The three — Elizabeth Hanson, David Ray and Susan Meek — said board president Mike Peterson and vice-president Christy Williams told them the two had met privately with Superintendent Corey Wise last week. Peterson and Williams told Wise, who has been with the district more than 25 years, that he could quit or be fired.

The three board members detailed the events at a public meeting on Zoom Monday night. They said the private meeting violated Colorado’s open meetings law and that they were disturbed that there had been no prior discussion of any performance inadequacies on the part of Wise.

In a statement Tuesday, Peterson said any formal decision regarding the superintendent’s employment status will take place during a public meeting, as required by law.

“Last week’s conversation was to provide our superintendent with information needed to participate in an ongoing discussion. I will continue to engage all board directors on this matter,” he said in the statement.

Another issue that has angered some parents and school officials is the fear that the new board majority wants to dismantle the district’s equity policy. A new resolution passed by the board last week directs the superintendent to recommend changes to the equity policy that reflect the new principles in the resolution. One of those is that no policy should “impose stereotypical beliefs and actions of an identity group onto a student.”

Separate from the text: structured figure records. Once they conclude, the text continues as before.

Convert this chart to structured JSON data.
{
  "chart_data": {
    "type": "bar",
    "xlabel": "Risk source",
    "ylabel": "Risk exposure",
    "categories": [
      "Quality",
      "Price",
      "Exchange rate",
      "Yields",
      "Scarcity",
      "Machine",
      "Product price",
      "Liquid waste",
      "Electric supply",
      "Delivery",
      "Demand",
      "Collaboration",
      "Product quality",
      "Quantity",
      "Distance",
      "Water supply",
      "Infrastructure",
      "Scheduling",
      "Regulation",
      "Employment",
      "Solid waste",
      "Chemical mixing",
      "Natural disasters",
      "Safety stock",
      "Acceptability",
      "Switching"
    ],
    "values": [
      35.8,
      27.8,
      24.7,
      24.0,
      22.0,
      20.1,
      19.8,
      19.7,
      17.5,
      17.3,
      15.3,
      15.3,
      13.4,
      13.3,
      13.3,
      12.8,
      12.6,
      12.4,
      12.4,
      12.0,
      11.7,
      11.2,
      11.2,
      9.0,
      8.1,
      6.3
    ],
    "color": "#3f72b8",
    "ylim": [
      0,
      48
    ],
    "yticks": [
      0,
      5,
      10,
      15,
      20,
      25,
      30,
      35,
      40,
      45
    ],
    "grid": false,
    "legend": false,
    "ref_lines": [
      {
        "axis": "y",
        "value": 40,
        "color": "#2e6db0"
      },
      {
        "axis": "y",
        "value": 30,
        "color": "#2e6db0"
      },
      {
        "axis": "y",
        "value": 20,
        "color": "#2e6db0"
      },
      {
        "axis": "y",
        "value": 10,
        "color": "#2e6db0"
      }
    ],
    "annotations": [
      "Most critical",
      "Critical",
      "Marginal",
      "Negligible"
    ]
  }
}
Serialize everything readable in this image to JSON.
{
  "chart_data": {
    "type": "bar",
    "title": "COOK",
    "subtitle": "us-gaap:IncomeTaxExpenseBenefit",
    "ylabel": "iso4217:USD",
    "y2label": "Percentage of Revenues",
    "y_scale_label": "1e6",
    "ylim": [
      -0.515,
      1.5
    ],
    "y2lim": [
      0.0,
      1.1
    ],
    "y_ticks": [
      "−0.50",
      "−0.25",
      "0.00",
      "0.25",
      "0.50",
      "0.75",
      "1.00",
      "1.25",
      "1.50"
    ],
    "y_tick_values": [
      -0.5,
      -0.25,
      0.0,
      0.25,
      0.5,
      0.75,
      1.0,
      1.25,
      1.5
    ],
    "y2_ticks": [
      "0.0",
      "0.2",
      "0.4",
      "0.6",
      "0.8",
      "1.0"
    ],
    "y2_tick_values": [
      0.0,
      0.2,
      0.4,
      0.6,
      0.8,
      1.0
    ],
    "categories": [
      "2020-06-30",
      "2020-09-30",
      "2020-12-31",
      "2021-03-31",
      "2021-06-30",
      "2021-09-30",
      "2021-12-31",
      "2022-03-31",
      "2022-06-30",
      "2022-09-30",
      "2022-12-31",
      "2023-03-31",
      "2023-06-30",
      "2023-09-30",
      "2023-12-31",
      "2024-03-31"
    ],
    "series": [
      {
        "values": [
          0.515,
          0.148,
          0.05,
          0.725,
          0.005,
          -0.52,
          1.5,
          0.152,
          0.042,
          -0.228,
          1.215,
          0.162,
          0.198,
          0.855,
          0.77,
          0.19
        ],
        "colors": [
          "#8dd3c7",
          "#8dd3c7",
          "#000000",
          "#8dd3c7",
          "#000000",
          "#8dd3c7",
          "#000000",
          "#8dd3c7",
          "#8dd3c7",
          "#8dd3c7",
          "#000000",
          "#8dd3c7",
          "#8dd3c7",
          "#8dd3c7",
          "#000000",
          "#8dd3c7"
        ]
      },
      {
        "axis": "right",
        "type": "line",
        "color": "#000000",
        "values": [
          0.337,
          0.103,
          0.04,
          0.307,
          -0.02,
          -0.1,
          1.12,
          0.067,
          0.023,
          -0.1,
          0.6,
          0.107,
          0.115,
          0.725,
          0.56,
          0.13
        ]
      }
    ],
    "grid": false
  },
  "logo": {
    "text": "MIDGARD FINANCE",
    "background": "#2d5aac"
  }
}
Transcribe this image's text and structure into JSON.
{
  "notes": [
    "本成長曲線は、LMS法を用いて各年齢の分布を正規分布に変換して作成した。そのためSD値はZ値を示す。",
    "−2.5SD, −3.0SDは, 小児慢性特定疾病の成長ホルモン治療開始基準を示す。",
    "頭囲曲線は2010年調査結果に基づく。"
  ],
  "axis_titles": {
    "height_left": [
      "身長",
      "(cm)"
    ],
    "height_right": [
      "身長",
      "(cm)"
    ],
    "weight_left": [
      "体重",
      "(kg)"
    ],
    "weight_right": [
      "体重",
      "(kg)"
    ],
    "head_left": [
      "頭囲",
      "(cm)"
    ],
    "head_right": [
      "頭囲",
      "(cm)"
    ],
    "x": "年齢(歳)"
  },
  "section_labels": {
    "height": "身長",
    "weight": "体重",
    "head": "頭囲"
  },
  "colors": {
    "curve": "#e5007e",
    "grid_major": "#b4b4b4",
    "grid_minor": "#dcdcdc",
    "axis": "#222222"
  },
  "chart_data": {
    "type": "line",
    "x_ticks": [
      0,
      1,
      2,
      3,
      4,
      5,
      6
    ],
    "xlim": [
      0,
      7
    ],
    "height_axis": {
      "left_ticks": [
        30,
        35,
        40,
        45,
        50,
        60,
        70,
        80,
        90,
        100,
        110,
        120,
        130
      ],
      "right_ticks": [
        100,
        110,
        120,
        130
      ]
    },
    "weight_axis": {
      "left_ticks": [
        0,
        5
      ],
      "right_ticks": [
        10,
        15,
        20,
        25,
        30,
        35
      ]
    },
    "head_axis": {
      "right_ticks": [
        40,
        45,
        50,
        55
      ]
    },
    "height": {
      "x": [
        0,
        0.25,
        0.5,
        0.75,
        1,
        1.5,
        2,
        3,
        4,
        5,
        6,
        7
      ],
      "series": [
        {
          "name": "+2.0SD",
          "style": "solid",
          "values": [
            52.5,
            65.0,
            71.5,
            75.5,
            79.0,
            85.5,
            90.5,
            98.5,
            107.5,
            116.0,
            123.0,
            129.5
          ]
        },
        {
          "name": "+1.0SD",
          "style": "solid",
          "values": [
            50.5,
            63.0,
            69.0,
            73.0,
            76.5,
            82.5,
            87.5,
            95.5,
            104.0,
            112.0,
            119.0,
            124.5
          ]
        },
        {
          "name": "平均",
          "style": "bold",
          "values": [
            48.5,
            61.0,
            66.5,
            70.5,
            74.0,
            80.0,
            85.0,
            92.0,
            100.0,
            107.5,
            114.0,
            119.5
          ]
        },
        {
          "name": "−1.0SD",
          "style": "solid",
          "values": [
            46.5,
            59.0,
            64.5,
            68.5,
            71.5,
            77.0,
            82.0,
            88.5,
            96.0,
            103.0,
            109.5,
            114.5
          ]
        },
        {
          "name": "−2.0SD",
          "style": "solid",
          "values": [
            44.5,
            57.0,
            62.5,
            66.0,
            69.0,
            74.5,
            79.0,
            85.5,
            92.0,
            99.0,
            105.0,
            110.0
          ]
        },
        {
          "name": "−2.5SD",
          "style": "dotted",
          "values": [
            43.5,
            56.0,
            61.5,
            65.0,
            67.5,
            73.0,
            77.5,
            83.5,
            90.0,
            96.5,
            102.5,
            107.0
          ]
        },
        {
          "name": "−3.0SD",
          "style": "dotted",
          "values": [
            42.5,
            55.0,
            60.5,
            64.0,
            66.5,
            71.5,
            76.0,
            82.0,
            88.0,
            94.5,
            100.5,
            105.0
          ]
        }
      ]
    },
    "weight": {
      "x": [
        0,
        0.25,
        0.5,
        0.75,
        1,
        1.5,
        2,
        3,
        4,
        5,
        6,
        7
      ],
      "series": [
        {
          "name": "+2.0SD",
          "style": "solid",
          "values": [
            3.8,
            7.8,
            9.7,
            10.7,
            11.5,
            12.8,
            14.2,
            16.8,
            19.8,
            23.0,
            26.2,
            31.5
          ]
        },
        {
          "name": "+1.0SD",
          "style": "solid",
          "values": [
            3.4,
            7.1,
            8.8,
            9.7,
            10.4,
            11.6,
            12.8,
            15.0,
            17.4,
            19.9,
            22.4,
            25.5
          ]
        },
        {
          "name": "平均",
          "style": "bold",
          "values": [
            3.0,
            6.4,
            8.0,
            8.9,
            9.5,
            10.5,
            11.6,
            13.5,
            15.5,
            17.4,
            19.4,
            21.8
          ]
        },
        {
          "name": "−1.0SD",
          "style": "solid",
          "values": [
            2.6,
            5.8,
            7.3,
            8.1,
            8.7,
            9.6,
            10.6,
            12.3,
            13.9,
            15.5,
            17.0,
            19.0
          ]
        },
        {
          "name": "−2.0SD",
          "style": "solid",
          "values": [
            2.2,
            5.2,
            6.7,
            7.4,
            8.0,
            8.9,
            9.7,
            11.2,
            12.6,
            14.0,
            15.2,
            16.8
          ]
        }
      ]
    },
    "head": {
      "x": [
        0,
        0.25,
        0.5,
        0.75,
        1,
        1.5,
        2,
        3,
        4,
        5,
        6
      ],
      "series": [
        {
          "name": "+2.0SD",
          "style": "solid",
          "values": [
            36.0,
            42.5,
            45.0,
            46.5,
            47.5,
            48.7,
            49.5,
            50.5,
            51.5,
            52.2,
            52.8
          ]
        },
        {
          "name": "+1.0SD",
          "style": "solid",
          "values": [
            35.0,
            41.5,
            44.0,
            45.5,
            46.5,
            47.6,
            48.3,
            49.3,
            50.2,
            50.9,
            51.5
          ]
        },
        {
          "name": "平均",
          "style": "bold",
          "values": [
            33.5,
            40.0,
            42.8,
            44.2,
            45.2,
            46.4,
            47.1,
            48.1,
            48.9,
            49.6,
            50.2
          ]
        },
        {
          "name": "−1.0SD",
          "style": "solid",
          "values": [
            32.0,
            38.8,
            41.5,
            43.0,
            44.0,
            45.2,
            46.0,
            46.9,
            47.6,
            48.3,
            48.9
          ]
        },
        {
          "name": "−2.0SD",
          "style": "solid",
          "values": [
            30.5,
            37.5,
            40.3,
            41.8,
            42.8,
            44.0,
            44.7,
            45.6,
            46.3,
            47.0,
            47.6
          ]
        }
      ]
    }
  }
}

Supporters of the policy say that is not the intent of the original policy, which was passed unanimously last spring. They say the intent is to guide the predominantly white district in addressing unfair practices and complaints of racism, and to make student resources more representative of different groups of people. It creates an equity advisory committee, which has already met several times, to assist the school in this task.

Fifty-two principals and 13 central office staff signed a letter to the board Jan. 25, asking the board to let the equity policy stand as written. They encouraged the board to let the advisory committee do its work and consider multiple perspectives.

The board member who drafted the proposal said the new resolution isn’t rewriting the equity policy. Kaylee Winegar said it's meant to get more public input about how the word equity is used in schools, which she claimed has led to “shaming and retaliation against teachers, students and staff who express views and opinions that are counter to others’ views and opinions.”